Onoda was officially declared dead in 1959, but a Japanese student, Norio Suzuki, refused to believe it. In 1974 — almost 30 years after World War II had ended — he set out to locate the missing soldier. Incredibly, he managed to track Onoda down just four days after beginning his search.
The pair quickly became friends, but Onoda told Suzuki that he would only surrender after receiving official orders. Suzuki returned to Japan with photos to prove their encounter and to locate Onoda’s still surviving commanding officer, Major Yoshimi Taniguchi, for whom the war had long ended.
The following spring, Suzuki returned with Taniguchi, who officially relieved Onoda of his duties, after which a weeping Onoda surrendered. With him were a sword, a functioning Arisaka Type 99 rifle, 500 rounds of ammunition, several hand grenades, and the dagger that his mother had given him in 1944 to kill himself if he was captured.
“It may take three years, it may take five, but whatever happens we’ll come back for you,” Major Yoshimi Taniguchi had promised the young Hiroo Onoda at the beginning of his service. True to his word, Taniguchi returned for him, at long last.
When Onoda returned to Japan in 1974 at the age of 52, he was still wearing his old Imperial uniform. He was pardoned by then-President Marcos of the Philippines for the crimes committed while he still believed that he was at war. His family, who had thought he was dead, saw him for the first time since he was a 22-year-old.

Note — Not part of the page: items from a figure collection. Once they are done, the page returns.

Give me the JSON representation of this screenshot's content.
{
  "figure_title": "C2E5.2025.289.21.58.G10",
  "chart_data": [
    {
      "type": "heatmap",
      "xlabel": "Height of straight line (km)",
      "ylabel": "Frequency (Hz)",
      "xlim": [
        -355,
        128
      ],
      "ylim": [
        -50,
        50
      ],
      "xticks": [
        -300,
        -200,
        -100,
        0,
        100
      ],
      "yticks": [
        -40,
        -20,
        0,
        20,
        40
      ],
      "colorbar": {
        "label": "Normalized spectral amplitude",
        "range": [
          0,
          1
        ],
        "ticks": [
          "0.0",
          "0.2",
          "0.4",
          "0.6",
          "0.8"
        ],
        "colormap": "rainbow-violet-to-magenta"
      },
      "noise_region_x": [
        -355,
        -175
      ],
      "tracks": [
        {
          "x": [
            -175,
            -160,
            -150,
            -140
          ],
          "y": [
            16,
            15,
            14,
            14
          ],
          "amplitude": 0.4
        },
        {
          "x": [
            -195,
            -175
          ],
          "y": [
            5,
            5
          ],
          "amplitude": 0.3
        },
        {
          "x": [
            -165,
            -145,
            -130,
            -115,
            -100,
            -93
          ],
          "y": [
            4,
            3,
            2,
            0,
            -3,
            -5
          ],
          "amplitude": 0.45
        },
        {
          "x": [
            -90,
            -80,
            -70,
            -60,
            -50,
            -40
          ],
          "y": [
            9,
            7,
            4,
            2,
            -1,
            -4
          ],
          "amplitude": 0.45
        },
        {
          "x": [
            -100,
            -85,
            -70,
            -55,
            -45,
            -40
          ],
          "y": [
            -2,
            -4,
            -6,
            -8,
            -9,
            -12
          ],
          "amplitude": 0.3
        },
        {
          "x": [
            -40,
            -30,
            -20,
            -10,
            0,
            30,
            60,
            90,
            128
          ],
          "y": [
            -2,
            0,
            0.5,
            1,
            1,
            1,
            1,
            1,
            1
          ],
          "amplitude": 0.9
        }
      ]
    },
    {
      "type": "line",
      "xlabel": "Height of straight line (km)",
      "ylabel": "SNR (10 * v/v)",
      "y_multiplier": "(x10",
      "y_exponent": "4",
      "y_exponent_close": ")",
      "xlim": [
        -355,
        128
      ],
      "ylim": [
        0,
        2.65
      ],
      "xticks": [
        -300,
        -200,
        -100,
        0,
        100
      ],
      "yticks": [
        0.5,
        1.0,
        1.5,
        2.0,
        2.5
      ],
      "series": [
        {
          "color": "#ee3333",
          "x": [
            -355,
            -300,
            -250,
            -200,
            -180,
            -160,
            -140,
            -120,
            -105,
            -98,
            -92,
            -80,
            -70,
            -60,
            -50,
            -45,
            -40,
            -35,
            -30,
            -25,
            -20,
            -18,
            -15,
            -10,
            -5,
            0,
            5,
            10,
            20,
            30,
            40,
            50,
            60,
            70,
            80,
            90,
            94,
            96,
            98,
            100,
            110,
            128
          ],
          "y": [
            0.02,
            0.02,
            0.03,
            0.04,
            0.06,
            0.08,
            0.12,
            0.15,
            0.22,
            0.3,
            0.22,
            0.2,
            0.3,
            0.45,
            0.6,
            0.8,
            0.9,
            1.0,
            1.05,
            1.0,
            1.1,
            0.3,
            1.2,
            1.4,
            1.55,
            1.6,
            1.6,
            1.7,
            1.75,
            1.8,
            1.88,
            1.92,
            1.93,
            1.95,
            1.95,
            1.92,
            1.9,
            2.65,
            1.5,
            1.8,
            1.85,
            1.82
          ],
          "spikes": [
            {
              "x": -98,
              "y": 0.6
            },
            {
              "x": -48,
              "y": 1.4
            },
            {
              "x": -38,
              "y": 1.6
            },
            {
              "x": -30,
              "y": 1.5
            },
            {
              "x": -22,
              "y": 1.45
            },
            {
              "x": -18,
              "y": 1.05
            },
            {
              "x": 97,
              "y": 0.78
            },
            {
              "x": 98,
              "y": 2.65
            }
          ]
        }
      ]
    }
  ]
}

With Japan now an unrecognizable modern state, Onoda struggled to adapt. A year after his return, he moved to a Japanese colony in São Paulo for a more tranquil life. He even met a Japanese woman there, whom he married. Until his death in 2014, the couple lived between both countries.
When asked in 1974 what was going through his mind for those 29 years in the jungle, Onoda said simply, “nothing but accomplishing my duty.”